— Cette jeune fille a raison, dit le curé, et nous ferons bien d'ôter à notre ami, si facile à broncher, cette occasion de rechute. Puisque nous commençons par la _Diane _de Montemayor, je suis d'avis qu'on ne la brûle point, mais qu'on en ôte tout ce qui traite de la sage Félicie et de l'Onde enchantée et presque tous les grands vers. Qu'elle reste, j'y consens de bon coeur, avec sa prose et l'honneur d'être le premier de ces sortes de livres.
— Celui qui vient après, dit le barbier, est la _Diane _appelée la _seconde du Salmantin; _puis un autre portant le même titre, mais dont l'auteur est Gil Polo.
— Pour celle du Salmantin[52], répondit le curé, qu'elle aille augmenter le nombre des condamnés de la basse-cour; et qu'on garde celle de Gil Polo[53] comme si elle était d'Apollon lui-même. Mais passons outre, seigneur compère, et dépêchons-nous, car il se fait tard.

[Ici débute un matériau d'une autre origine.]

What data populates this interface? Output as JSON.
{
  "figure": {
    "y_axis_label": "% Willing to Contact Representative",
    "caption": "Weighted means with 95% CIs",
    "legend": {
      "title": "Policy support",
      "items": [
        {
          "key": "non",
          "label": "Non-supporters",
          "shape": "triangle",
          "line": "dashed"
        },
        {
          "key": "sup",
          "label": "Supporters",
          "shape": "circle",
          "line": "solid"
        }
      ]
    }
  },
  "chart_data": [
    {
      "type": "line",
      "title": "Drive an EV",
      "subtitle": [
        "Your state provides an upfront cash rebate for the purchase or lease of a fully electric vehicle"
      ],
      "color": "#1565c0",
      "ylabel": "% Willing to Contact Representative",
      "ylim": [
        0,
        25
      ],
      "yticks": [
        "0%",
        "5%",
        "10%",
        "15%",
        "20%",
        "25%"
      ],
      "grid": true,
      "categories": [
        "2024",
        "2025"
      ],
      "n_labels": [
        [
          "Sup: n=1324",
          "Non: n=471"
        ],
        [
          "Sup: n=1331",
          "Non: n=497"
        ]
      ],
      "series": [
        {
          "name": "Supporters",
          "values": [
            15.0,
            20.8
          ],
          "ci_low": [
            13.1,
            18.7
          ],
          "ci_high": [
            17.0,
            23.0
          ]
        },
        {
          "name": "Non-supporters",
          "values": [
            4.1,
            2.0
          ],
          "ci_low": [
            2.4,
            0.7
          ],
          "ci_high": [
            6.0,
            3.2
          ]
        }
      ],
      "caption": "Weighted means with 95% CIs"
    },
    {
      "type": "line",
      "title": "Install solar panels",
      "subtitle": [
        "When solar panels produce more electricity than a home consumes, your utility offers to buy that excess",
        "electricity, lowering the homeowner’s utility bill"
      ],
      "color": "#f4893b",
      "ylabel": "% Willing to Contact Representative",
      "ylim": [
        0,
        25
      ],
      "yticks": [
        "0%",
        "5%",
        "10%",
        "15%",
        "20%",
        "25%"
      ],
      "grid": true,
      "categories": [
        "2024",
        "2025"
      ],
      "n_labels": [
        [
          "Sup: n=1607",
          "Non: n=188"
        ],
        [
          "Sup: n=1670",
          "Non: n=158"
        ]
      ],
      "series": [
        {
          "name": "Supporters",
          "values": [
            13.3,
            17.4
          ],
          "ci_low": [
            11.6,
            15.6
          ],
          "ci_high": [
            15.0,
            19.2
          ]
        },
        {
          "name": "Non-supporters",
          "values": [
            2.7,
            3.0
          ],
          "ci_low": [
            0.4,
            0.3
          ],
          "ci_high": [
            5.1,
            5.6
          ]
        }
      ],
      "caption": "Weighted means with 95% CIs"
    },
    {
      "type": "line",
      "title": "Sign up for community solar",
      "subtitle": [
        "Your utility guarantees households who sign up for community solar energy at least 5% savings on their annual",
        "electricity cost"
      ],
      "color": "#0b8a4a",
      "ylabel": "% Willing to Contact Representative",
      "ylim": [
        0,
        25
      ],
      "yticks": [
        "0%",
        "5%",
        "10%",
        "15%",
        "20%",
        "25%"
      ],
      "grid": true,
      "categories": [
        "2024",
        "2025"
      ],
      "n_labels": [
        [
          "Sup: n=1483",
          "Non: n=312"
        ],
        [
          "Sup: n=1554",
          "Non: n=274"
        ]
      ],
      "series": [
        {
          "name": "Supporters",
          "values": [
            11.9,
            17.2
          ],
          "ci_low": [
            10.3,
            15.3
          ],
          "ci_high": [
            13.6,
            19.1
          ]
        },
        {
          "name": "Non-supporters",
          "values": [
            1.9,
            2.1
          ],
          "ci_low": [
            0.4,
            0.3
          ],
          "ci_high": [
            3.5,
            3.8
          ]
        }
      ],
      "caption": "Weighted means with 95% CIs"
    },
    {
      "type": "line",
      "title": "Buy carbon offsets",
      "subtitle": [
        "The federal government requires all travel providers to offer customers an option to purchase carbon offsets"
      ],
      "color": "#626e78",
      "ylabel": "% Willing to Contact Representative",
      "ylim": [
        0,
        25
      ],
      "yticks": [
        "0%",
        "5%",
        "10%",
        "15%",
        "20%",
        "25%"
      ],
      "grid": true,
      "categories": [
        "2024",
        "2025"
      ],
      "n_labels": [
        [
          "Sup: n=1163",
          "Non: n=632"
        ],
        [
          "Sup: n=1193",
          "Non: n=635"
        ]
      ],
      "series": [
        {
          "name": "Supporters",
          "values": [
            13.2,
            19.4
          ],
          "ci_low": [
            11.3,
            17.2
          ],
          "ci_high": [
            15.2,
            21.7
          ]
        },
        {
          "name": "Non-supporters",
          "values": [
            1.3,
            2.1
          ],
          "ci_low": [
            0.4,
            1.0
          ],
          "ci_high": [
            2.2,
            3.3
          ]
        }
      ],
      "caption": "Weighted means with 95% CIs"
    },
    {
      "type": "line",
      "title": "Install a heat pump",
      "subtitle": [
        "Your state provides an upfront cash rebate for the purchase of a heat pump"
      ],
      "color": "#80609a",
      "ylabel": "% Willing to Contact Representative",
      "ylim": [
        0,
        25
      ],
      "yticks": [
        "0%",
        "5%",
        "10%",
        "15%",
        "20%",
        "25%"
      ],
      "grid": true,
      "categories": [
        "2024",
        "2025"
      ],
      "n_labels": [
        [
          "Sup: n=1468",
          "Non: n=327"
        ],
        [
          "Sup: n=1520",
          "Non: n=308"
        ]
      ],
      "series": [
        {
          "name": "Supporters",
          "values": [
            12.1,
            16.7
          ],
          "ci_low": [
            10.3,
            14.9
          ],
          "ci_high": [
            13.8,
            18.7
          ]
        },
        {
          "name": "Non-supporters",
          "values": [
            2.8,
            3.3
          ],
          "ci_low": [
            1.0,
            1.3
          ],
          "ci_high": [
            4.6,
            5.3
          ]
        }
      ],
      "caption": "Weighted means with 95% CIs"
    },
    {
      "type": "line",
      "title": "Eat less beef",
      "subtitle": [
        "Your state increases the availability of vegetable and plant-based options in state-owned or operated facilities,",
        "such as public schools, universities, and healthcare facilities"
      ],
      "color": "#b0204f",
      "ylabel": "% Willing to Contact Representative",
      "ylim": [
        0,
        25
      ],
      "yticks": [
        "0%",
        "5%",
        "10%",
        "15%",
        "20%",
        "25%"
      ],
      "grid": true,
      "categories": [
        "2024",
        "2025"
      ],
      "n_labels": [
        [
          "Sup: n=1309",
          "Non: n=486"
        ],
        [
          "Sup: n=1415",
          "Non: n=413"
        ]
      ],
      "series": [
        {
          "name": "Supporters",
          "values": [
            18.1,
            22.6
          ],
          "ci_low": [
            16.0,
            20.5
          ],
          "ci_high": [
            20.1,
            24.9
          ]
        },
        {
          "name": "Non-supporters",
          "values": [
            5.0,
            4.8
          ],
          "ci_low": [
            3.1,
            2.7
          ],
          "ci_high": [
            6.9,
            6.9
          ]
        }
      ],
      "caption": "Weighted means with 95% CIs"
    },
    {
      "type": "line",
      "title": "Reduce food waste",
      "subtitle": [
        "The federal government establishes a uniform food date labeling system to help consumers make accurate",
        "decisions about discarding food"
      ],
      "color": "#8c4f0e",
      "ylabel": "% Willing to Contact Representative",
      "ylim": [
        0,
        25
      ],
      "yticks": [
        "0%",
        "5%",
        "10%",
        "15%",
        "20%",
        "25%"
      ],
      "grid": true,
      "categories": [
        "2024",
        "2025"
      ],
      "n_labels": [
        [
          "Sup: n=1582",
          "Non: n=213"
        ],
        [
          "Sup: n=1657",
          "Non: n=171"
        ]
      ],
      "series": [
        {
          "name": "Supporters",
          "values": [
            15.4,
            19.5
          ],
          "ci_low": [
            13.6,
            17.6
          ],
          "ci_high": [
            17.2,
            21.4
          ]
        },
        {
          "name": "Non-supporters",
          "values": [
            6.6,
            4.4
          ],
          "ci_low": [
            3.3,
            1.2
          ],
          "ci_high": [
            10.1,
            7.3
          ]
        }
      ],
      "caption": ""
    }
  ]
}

— Celui-ci, dit le barbier, qui en ouvrait un autre, renferme les _Dix livres de Fortune d'amour, _composés par Antonio de Lofraso, poëte de Sardaigne[54].
— Par les ordres que j'ai reçus, s'écria le curé, depuis qu'Apollon est Apollon, les muses des muses et les poëtes des poëtes, jamais on n'a composé livre si gracieux et si extravagant. Dans son espèce, c'est le meilleur et l'unique de tous ceux qui ont paru à la clarté du jour, et qui ne l'a pas lu peut se vanter de n'avoir jamais rien lu d'amusant. Amenez ici, compère, car je fais plus de cas de l'avoir trouvé que d'avoir reçu en cadeau une soutane de taffetas de Florence.»
Et il le mit à part avec une grande joie.
«Ceux qui suivent, continua le barbier, sont le _Pasteur d'Ibérie__[55]__, _les _Nymphes de Hénarès__[56]__, _et les _Remèdes à la jalousie__[57]__._
_— _Il n'y a rien de mieux à faire, dit le curé, que de les livrer au bras séculier de la gouvernante, et qu'on ne me demande pas le pourquoi, car je n'aurais jamais fini.
— Voici maintenant le _Berger de Philida__[58]__._
_— _Ce n'est pas un berger, dit le curé, mais bien un sage et ingénieux courtisan. Qu'on le garde comme une relique.